Signally unsuccessful as head of the General Services Administration was Martha Johnson. (Like IRS top officials, she too was in-and-out of the White House.) On YouTube, taxpayers watched Johnson's jolly bureaucrats having a whale of a time at their expense. Chins, butts and guts wiggling obscenely, the grotesque GSA training conferees stayed in lavish spa resort casinos, as detailed in a damning Office-of-Inspector-General report
. In selecting resorts in which to party, our corpulent public servants conducted "dry runs" and "scouting trips" to destinations like the Ritz-Carlton.
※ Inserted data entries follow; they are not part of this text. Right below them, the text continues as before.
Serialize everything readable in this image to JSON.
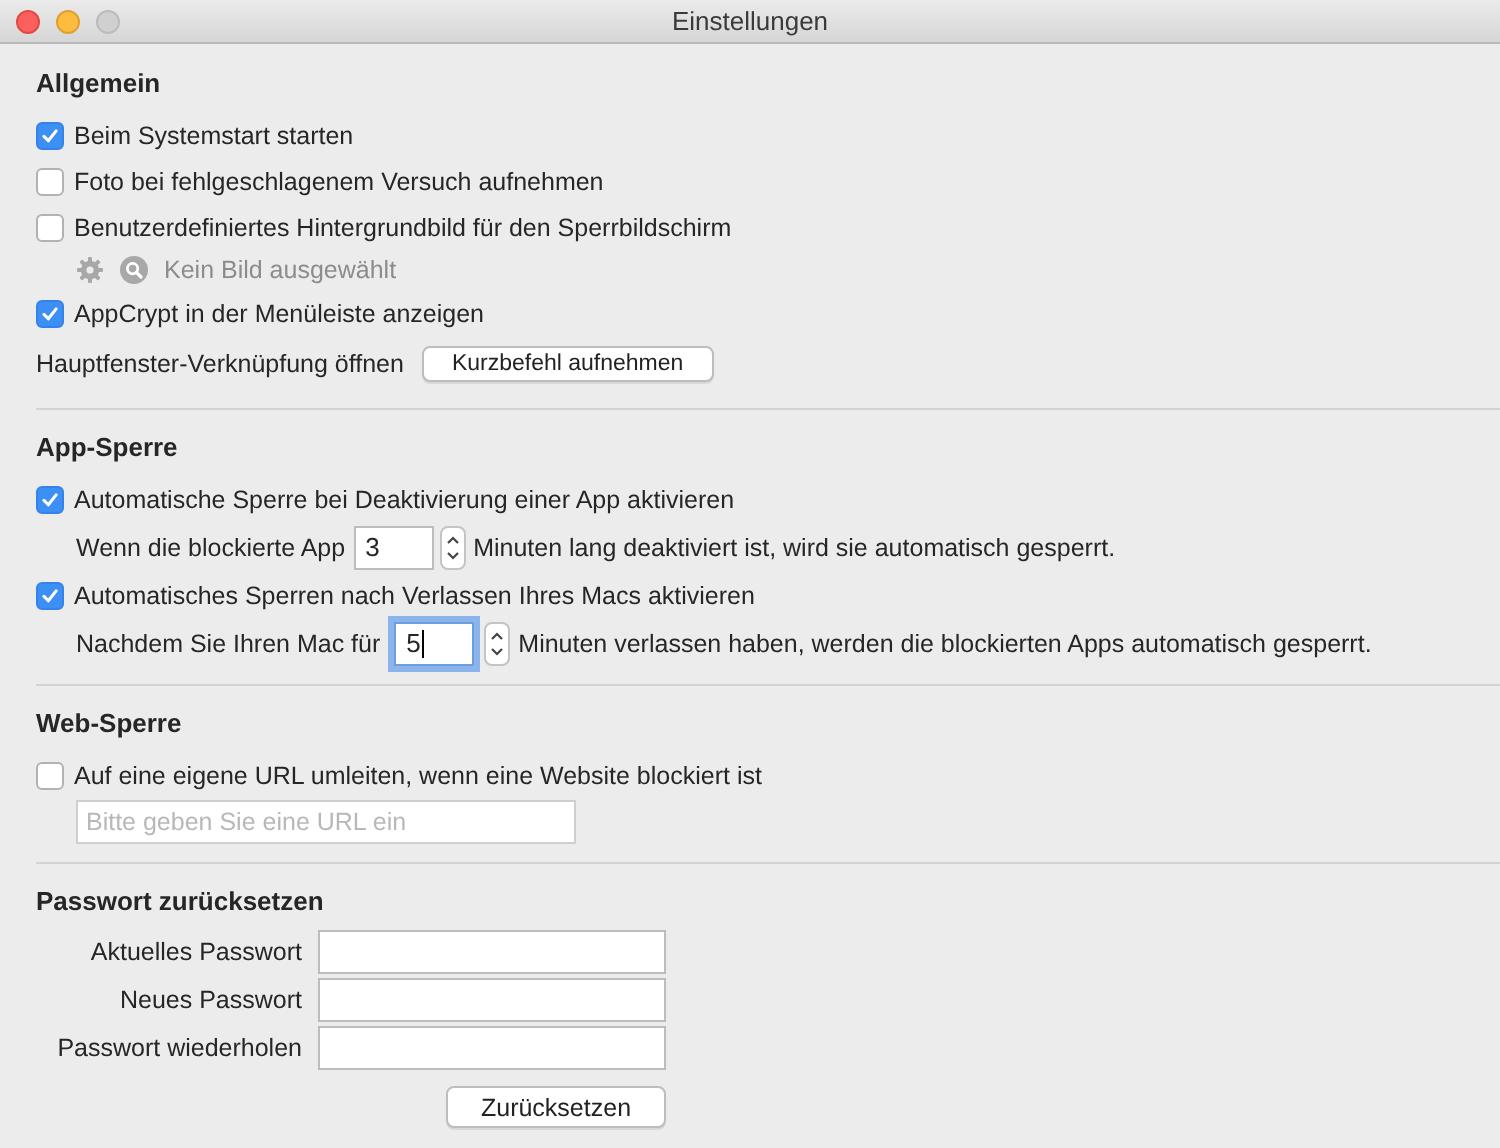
{
  "window": {
    "title": "Einstellungen"
  },
  "sections": [
    {
      "heading": "Allgemein",
      "rows": [
        {
          "kind": "checkbox",
          "label": "Beim Systemstart starten",
          "checked": true
        },
        {
          "kind": "checkbox",
          "label": "Foto bei fehlgeschlagenem Versuch aufnehmen",
          "checked": false
        },
        {
          "kind": "checkbox",
          "label": "Benutzerdefiniertes Hintergrundbild für den Sperrbildschirm",
          "checked": false
        },
        {
          "kind": "image_status",
          "text": "Kein Bild ausgewählt"
        },
        {
          "kind": "checkbox",
          "label": "AppCrypt in der Menüleiste anzeigen",
          "checked": true
        },
        {
          "kind": "shortcut",
          "label": "Hauptfenster-Verknüpfung öffnen",
          "button": "Kurzbefehl aufnehmen"
        }
      ]
    },
    {
      "heading": "App-Sperre",
      "rows": [
        {
          "kind": "checkbox",
          "label": "Automatische Sperre bei Deaktivierung einer App aktivieren",
          "checked": true
        },
        {
          "kind": "stepper",
          "prefix": "Wenn die blockierte App",
          "value": "3",
          "suffix": "Minuten lang deaktiviert ist, wird sie automatisch gesperrt.",
          "focused": false
        },
        {
          "kind": "checkbox",
          "label": "Automatisches Sperren nach Verlassen Ihres Macs aktivieren",
          "checked": true
        },
        {
          "kind": "stepper",
          "prefix": "Nachdem Sie Ihren Mac für",
          "value": "5",
          "suffix": "Minuten verlassen haben, werden die blockierten Apps automatisch gesperrt.",
          "focused": true
        }
      ]
    },
    {
      "heading": "Web-Sperre",
      "rows": [
        {
          "kind": "checkbox",
          "label": "Auf eine eigene URL umleiten, wenn eine Website blockiert ist",
          "checked": false
        },
        {
          "kind": "text_field",
          "placeholder": "Bitte geben Sie eine URL ein"
        }
      ]
    },
    {
      "heading": "Passwort zurücksetzen",
      "rows": [
        {
          "kind": "password",
          "label": "Aktuelles Passwort"
        },
        {
          "kind": "password",
          "label": "Neues Passwort"
        },
        {
          "kind": "password",
          "label": "Passwort wiederholen"
        },
        {
          "kind": "button",
          "label": "Zurücksetzen"
        }
      ]
    }
  ]
}
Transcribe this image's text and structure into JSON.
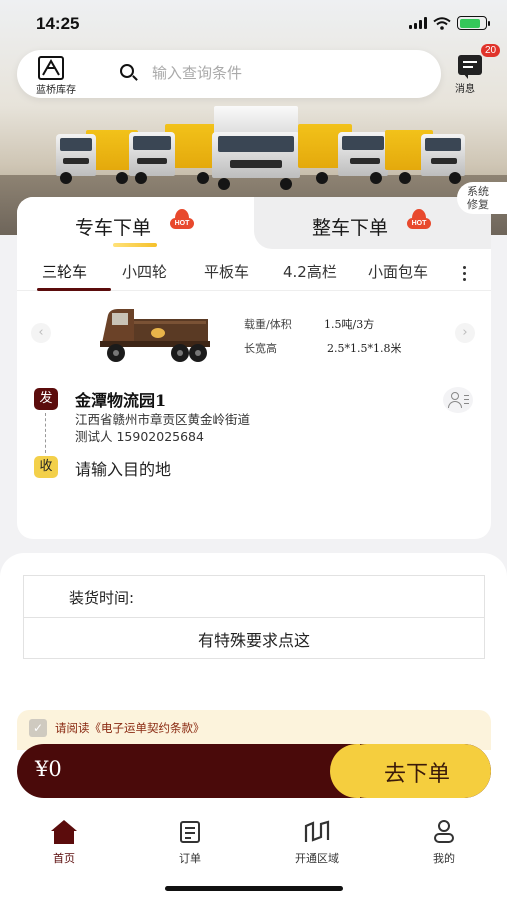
{
  "status_bar": {
    "time": "14:25"
  },
  "header": {
    "logo_label": "蓝桥库存",
    "search_placeholder": "输入查询条件",
    "messages": {
      "label": "消息",
      "badge": "20"
    },
    "system_fix": "系统\n修复"
  },
  "order_tabs": [
    {
      "label": "专车下单",
      "hot": "HOT",
      "active": true
    },
    {
      "label": "整车下单",
      "hot": "HOT",
      "active": false
    }
  ],
  "vehicle_tabs": [
    "三轮车",
    "小四轮",
    "平板车",
    "4.2高栏",
    "小面包车"
  ],
  "vehicle": {
    "specs": [
      {
        "key": "载重/体积",
        "value": "1.5吨/3方"
      },
      {
        "key": "长宽高",
        "value": "2.5*1.5*1.8米"
      }
    ]
  },
  "route": {
    "from_badge": "发",
    "from_name": "金潭物流园1",
    "from_address": "江西省赣州市章贡区黄金岭街道",
    "from_contact": "测试人 15902025684",
    "to_badge": "收",
    "to_placeholder": "请输入目的地"
  },
  "form": {
    "loading_time_label": "装货时间:",
    "special_requirements": "有特殊要求点这"
  },
  "agreement": {
    "checked": true,
    "text": "请阅读《电子运单契约条款》"
  },
  "checkout": {
    "price": "¥0",
    "submit_label": "去下单"
  },
  "bottom_nav": [
    {
      "label": "首页",
      "icon": "home-icon",
      "active": true
    },
    {
      "label": "订单",
      "icon": "order-icon",
      "active": false
    },
    {
      "label": "开通区域",
      "icon": "area-icon",
      "active": false
    },
    {
      "label": "我的",
      "icon": "profile-icon",
      "active": false
    }
  ],
  "colors": {
    "brand": "#5b0c0c",
    "accent": "#f5ce3e",
    "hot": "#e8492d"
  }
}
Underwritten by taxpayers too were assorted team-building exercises, a bicycle-building project, for one. The OIG lists corrupt contracting practices, a miscellany of employee misconduct, including excessive and impermissible expenditure on luxury suites at Nevada's M Resort; on 1,000 sushi rolls at $7.00 apiece; and on "$6,325 on commemorative coins 'rewarding' all conference participants."
These are but some of the president's women—not even the heavy hitters. Barack Obama's liberal utopians, Susan Rice, Hillary Clinton and Samantha Power, lied the country into bombing and killing Libyan soldiers who had done nothing to the U.S.